Нельзя летать человеку, не одаренному крыльями птицы, как трудно плыть человеку, не наделенному жабрами рыбы. Но отчего же на земле ему, человеку, тоже так тяжело? Оттого, что нет праведности. Но что есть праведность? Глупец и сирый ухом и глазом считает, что это молитва, но он познал, что не молитва есть праведность, а подобие! Ответить на вопрос «чему» либо невозможно, либо легко. Как летать птице. Это можно просто увидеть. Свой образ в идеальном мире. Дух Керима, прозванного за скитания его Пустынником. Дух, слепленный Аллахом из небесного тела, небесной глины задолго до того, как мать его и отец задумали произвести на свет его земное подобие. Этому земному подобию предстояло жить. И жизнь была бы легка, как тот же полет птицы, легка и подобна сама себе, если бы… Он помнил мать. Он был младшим в семье отца, и она жила в его доме после смерти кормильца. И мать говорила, что когда рожала его на свет, то увидела его будущего. Не во времени, а целиком.

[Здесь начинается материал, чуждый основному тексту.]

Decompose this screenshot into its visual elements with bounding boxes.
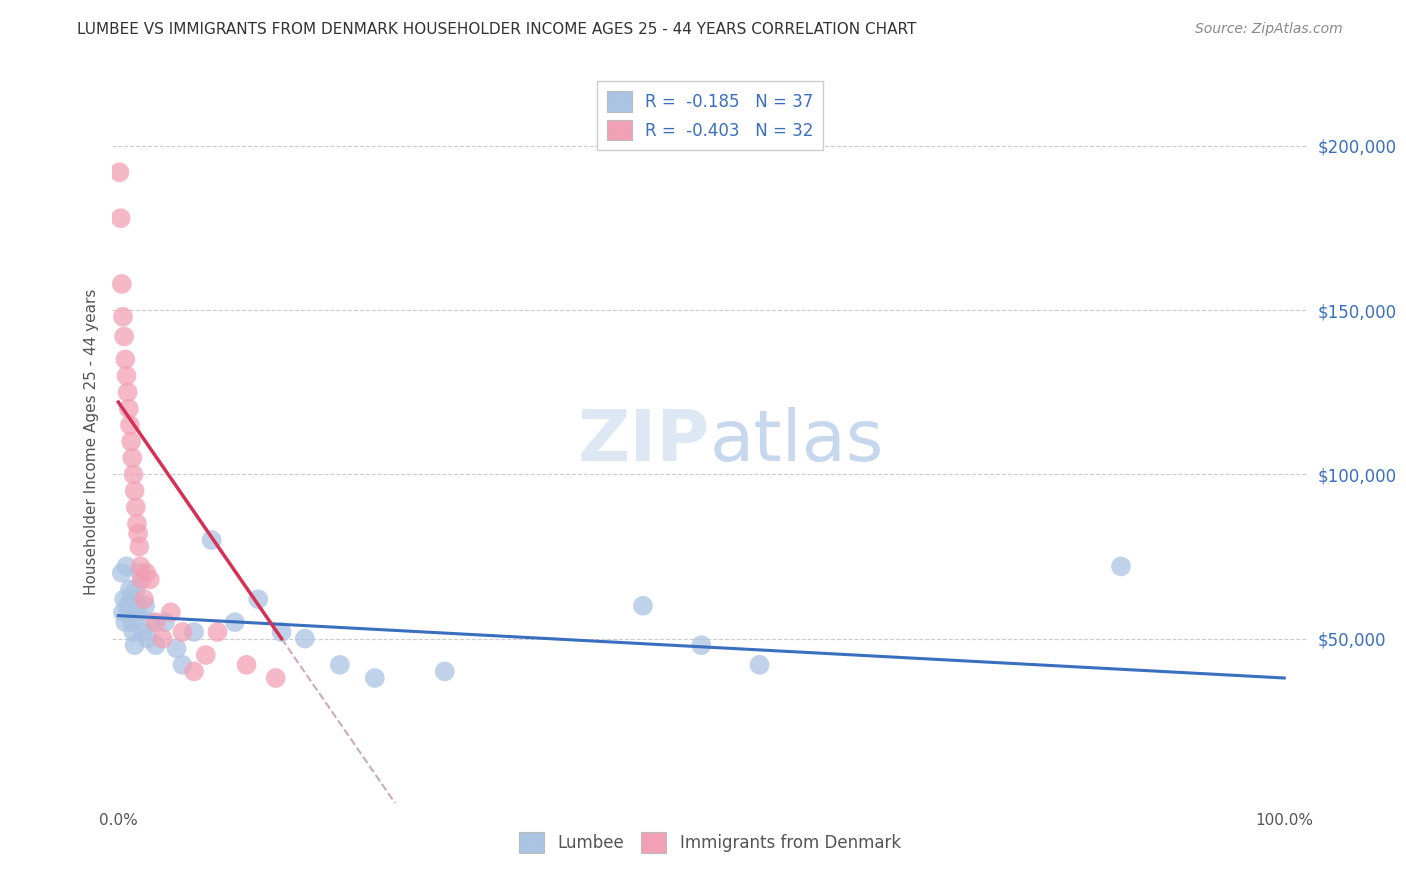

И так ей стало радостно, что раньше срока вытолкнула его жить. «Какой я?» — старался выяснить Керим, но мать только разводила руками. «Свободный как верблюд», — не очень уверенно объясняла она, если он совсем уж допекал ее. «Я похож на Него?» — тогда интересовался он, и мать, щурясь, складывала ладони над его головой. Будто защищала, прикрывала темя его от Его прямого света. Когда мать прощалась с ним, умирая не спеша, то сказала такие слова: «Еще бы жить и жить, а уже пустая. Почему так, сын мой Керим»? Тут он не ответил, и она добавила: «Время и есть счастье. Сейчас уйду и рожусь. А тебя я сразу счастливым видела. Свободным…» С этим и ушла. Братья завидовали. Не поняли, что это упрек младшему среди них.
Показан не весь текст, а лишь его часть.